The beginning of this story would be almost funny, if the results hadn’t been so tragic. It begins at the Michigan Chemical Plant in Saint Louis. Michigan Chemical manufactured a range of chemicals including DDT and PBB (polybrominatedbiphenol). PBB was used as a fire retardant. The most common form came in orangish, sticky chunks that looked like toffee. However, the company had started marketing a crystallized version that came in a grayish white powder shipped in fifty pound heavy duty paper bags. The trade name was firemaster and the bags had a distinctive red, diagonal stripe on the front. At the time no one knew just how toxic PBB’s were. Turns out there is no such thing as a safe level of PBB’s in your body.

Michigan Chemical also marketed magnesium oxide as an additive to cattle feed. Mag oxide acts as an antacid. It was marketed under the trade name nutirmaster and was shipped in fifty pound bags with a distinctive blue stripe across the front. In theory firemaster and nutrimaster were shipped from different loading docks in different parts of the plant. Sometime in the late summer or early fall a series of human errors lead to the poisoning of nine out of ten citizens of Michigan and a massive cull of farm animals, especially dairy cattle.

It started innocently enough with a paper shortage. The company was unable to get the usual printed bags with the stripes that I suspect everyone was relying on to tell the two apart. Unprinted bags were stenciled with the names of the product and, I guess, everybody assumed that would be enough. Didn’t seem to occur to anyone to label firemaster as a chemical that wasn’t meant to be consumed by living things. Or to label nutrimaster as an additive to animal feed.

When the Michigan Farm Bureau placed an order for Mag Oxide for its manufacturing plant near Battle Creek, somebody screwed up. And several somebodies continued to screw up. Years later, at least one plant worker admitted that he could barely read. Maybe he made the first mistake, but no one else caught it.

At least a ton of firemaster was included in the shipment of Mag Oxide. Once the shipment reached the feed plant no one checked through the bags to make sure they were all what they were supposed to be. Every bag was supposed to be mag oxide so they were all stored with the rest of the additive. When it was time to add the magnesium oxide to a batch of feed whoever was tasked with bringing it in apparently just grabbed a bag or bags off the stack. And whoever was in charge of weighing it out at eight pounds per ton apparently didn’t double check either. Although at this point the stenciling may have been unreadable. Who knows?

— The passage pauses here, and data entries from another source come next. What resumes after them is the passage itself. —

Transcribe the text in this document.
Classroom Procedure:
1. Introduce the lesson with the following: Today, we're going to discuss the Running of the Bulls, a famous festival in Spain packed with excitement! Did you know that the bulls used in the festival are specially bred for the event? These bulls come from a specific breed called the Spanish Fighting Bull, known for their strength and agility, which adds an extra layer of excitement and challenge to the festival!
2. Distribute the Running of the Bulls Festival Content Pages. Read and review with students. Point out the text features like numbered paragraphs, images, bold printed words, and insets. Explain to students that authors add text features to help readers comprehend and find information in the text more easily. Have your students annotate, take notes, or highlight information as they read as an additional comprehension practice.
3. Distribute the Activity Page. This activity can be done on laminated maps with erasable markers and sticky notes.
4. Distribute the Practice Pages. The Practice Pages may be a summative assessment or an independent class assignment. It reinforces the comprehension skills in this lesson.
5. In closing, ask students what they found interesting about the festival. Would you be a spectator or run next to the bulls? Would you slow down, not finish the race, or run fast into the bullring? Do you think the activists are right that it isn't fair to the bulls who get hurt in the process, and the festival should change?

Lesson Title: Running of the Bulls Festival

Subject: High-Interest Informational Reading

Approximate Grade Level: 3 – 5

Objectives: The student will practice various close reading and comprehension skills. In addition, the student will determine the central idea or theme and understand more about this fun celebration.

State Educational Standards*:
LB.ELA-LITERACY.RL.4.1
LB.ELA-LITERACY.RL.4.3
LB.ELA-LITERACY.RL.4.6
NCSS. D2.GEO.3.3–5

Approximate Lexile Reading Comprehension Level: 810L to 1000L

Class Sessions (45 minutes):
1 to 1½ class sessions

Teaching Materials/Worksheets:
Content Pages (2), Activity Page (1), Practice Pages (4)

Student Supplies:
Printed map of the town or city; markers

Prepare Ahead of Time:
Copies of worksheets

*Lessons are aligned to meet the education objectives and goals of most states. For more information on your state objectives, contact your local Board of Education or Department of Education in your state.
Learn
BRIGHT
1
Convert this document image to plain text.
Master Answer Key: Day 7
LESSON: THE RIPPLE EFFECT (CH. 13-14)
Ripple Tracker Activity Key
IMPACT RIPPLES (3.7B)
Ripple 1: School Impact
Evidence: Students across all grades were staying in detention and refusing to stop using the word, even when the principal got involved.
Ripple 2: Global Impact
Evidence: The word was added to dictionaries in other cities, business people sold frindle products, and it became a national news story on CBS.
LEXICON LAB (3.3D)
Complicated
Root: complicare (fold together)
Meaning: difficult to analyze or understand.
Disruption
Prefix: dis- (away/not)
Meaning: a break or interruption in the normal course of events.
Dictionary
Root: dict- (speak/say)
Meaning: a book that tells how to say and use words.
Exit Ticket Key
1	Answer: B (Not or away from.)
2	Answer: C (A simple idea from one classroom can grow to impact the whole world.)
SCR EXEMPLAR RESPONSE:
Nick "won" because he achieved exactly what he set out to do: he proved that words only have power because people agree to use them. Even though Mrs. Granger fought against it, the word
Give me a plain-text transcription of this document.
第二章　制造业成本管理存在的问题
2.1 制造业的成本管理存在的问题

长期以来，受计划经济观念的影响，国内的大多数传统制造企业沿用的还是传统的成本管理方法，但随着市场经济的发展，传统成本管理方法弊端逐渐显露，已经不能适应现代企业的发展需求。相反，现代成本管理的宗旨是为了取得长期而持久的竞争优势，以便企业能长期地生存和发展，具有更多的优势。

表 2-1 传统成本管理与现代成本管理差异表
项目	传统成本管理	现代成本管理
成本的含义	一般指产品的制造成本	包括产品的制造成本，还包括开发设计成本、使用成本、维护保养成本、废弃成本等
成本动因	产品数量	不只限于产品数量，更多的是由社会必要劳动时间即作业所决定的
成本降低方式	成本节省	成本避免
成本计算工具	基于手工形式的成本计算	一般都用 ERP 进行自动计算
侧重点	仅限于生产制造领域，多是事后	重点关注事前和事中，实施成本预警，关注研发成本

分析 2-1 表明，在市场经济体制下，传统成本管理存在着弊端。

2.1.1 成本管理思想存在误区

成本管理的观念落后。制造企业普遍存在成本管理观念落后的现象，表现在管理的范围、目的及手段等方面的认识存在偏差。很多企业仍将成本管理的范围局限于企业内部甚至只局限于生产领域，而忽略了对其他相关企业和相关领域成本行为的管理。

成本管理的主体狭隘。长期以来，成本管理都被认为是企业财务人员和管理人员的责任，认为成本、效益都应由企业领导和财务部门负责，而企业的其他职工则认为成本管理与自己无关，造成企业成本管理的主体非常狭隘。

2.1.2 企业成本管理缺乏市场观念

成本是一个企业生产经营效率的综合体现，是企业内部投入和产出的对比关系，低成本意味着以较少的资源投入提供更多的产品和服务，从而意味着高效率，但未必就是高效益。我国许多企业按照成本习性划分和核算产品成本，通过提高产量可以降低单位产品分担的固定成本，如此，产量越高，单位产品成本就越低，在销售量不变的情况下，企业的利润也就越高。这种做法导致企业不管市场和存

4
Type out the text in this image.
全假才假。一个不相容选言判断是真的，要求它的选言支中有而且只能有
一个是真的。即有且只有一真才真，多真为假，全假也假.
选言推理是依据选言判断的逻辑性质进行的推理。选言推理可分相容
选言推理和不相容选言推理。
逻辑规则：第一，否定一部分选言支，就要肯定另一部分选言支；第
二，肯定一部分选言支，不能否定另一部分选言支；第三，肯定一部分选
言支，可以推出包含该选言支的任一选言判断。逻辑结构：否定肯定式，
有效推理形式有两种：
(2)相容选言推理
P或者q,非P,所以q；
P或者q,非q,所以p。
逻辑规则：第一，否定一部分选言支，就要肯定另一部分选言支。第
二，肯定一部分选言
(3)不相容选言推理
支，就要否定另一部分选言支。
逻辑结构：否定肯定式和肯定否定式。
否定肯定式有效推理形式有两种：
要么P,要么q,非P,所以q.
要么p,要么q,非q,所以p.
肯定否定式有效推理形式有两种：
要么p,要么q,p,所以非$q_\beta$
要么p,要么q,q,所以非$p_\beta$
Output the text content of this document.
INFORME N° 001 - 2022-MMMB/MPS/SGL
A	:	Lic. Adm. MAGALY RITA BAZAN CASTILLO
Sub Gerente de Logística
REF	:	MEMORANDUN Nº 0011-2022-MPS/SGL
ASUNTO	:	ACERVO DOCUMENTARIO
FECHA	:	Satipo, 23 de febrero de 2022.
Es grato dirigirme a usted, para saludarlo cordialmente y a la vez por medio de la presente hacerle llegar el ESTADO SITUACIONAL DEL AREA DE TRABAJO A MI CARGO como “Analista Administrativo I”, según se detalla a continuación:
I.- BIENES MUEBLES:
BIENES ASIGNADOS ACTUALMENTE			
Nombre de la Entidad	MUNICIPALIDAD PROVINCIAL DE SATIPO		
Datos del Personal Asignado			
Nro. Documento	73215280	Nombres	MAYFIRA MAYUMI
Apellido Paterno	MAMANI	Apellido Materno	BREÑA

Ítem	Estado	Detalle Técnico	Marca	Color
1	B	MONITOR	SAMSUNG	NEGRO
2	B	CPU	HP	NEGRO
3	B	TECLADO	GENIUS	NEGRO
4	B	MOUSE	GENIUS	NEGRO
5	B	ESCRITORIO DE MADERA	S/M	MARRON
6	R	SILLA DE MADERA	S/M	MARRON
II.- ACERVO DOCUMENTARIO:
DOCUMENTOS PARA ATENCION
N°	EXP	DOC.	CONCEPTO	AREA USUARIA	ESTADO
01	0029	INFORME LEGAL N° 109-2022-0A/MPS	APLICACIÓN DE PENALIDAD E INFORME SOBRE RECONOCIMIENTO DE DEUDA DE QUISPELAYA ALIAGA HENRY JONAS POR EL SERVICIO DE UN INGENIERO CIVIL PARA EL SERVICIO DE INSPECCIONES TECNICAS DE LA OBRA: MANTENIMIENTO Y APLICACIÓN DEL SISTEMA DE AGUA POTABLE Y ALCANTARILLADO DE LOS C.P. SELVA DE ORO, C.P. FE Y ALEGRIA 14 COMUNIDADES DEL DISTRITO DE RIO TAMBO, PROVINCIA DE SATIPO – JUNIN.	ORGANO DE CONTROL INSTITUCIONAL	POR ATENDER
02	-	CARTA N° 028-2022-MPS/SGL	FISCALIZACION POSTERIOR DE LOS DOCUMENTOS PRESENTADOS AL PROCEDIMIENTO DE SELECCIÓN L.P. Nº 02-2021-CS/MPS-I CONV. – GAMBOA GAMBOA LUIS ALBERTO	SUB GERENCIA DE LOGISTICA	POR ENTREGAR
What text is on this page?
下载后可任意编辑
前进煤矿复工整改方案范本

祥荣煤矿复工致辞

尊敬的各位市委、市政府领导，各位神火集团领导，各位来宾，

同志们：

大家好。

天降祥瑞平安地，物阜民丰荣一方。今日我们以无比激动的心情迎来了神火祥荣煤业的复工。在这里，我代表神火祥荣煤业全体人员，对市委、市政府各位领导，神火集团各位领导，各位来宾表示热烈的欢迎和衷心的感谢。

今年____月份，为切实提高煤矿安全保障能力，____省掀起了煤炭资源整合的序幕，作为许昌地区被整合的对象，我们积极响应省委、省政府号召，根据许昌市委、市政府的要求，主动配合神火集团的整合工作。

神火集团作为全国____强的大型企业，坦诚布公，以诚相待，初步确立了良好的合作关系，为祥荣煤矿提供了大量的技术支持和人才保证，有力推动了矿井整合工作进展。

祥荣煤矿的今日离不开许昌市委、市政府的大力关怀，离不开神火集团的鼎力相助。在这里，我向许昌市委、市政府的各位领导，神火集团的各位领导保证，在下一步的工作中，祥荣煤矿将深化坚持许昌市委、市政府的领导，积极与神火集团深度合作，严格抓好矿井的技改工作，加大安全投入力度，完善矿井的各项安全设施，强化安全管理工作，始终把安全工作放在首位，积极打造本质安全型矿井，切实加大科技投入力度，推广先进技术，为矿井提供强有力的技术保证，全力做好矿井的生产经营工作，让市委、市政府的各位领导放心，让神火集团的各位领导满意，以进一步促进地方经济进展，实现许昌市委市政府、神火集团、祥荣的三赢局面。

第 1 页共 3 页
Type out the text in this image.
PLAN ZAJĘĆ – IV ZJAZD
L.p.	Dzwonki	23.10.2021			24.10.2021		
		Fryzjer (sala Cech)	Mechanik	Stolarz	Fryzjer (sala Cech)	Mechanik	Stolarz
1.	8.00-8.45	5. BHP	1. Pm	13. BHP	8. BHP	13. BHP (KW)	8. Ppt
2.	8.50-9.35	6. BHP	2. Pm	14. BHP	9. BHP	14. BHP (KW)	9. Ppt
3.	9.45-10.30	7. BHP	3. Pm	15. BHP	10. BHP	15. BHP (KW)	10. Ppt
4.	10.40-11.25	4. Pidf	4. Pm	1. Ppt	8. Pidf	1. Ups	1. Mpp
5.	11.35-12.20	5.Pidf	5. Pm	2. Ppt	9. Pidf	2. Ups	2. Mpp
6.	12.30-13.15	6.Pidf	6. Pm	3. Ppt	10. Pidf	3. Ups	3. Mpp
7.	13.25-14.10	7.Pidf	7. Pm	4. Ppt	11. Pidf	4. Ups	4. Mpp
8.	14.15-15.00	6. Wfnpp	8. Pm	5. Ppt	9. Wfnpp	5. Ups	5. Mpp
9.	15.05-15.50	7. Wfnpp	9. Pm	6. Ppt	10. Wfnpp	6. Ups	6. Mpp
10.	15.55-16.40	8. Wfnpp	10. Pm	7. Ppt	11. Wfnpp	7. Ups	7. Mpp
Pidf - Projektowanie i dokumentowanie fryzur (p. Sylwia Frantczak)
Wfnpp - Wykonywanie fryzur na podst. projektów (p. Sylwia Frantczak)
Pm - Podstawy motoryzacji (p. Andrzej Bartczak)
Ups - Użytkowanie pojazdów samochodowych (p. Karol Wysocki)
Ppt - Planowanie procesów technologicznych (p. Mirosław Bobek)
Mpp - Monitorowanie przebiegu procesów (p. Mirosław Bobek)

I suspect that everyone was relying on those red and blue stripes/ I also suspect that no one at that feed plant even knew the PBB product that looked so much like the feed additive even existed. Still, you’d think that someone at either end of the chain would take the trouble to make sure that what was going on that truck was what had been ordered. Or that what was being received was what the company actually ordered.

As the author of The Poisoning of Michigan phrased it; once the bags of firemaster were mixed in with the nutrimaster what happened next was almost inevitable.